Right now I’m riding the #5 line to the World Cup Station on the opposite end of the city. I’m a bit curious how long this journey will take, but I should learn this fact sooner rather than later. I’m on my way to see F.C. Seoul play…um…some other team. Its Foreigner Day, so I’ll get a ticket, beer, and a hot dog for only ₩10,000.

…some dude just wandered through the train, yelling, trying to sell some flashlights or something. When I looked around and saw everyone doing their best to try and ignore him, I followed suit.


On the #6 line now, almost there. Some chick is talking her boyfriend’s ear off and he’s completely ignoring her while playing a baseball video game on his cell phone. I’m not sure which is the bigger stereotype: the gabbing girlfriend or the unresponsive boyfriend?


Ticket in hand! This sort of feels like that scene from Caddyshack where they open the pool to the caddies for 15 minutes and all hell breaks loose.

I walked around the stadium grounds and found a small, but nice pitch with dozens of young kids, practicing, all in their F.C. Seoul jerseys. I don’t know this with any degree of certainty, but many clubs have feeder programs, often extending down to 6 or 7 year old kids leagues, and I’m betting this was case for these kids. I walked around the pitch, and hoped the parents didn’t think I was some pedophile for taking photos of their kids.

When I got into the stadium, I almost immediately spotted Benjamin, a Swedish exchange student I met last week through a couchsurfing event. We watched the game together and complained about the total lack of talent on the field. The first half was a snooze, other than the occasional show from the cheerleaders. The talent was poor all-around, and any goal-scoring opportunity was a result of a mistake.

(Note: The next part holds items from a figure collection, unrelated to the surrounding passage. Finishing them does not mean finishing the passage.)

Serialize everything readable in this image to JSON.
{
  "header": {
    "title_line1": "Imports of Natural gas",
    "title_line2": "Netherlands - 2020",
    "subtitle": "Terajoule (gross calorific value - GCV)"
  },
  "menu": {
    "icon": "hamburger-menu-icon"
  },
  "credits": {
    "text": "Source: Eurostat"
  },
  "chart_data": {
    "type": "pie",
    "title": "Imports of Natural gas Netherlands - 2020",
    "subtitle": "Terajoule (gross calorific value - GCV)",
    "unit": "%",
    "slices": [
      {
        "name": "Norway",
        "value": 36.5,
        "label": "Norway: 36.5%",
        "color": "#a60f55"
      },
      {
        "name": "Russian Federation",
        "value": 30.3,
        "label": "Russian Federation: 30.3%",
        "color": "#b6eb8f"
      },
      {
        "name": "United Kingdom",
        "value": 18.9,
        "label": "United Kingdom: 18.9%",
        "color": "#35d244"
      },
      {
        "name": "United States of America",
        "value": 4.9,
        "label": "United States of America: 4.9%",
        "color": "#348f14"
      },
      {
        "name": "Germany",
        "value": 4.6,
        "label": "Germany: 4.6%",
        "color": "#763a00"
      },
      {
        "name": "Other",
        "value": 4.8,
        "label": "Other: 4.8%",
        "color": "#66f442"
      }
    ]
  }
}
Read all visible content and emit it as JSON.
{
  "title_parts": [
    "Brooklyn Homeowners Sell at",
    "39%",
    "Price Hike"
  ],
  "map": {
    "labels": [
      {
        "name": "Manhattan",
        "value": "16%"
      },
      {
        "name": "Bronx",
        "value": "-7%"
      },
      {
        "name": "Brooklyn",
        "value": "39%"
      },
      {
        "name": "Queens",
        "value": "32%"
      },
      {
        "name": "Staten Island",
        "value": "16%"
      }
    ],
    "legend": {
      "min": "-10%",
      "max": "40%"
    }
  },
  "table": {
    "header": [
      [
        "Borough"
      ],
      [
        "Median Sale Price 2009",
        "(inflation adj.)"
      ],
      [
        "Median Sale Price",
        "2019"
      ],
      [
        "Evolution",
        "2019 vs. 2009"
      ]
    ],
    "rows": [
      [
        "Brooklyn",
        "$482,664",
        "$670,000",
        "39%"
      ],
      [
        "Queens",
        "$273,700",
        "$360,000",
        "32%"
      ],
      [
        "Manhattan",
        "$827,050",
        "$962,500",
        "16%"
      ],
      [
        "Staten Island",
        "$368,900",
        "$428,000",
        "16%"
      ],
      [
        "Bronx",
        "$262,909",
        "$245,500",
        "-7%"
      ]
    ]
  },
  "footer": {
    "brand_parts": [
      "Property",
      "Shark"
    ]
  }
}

The venue was a great place to watch the game. Despite the pouring rain, most fans were high and dry under the roof, that extended out over the seats. As the name suggests, it was constructed for the 2002 World Cup, and has a capacity of nearly 70,000. Sadly, even with the large foreigner turn-out, the crowd was tiny in comparison to the stadium. I couldn’t help but think about what the stadium was like at the height of competition, particularly while hosting the home team.

The game picked up in the second half, with F.C. Seoul coming alive to route the other guys 4-0. Only one of the goals came on a decent strike, the rest were terrible mishaps on defense, including one inexcusable cross that found its way past three defenders and eventually into the back of the net.

After the game we headed to dinner and then a Western-style bar called “Beer O’Clock” and managed to get a pretty decent pale ale on tap. Arsenal and Bolton were playing, and it was some nice detox to see some Premier League football after watching the sport being butchered for 90 minutes earlier.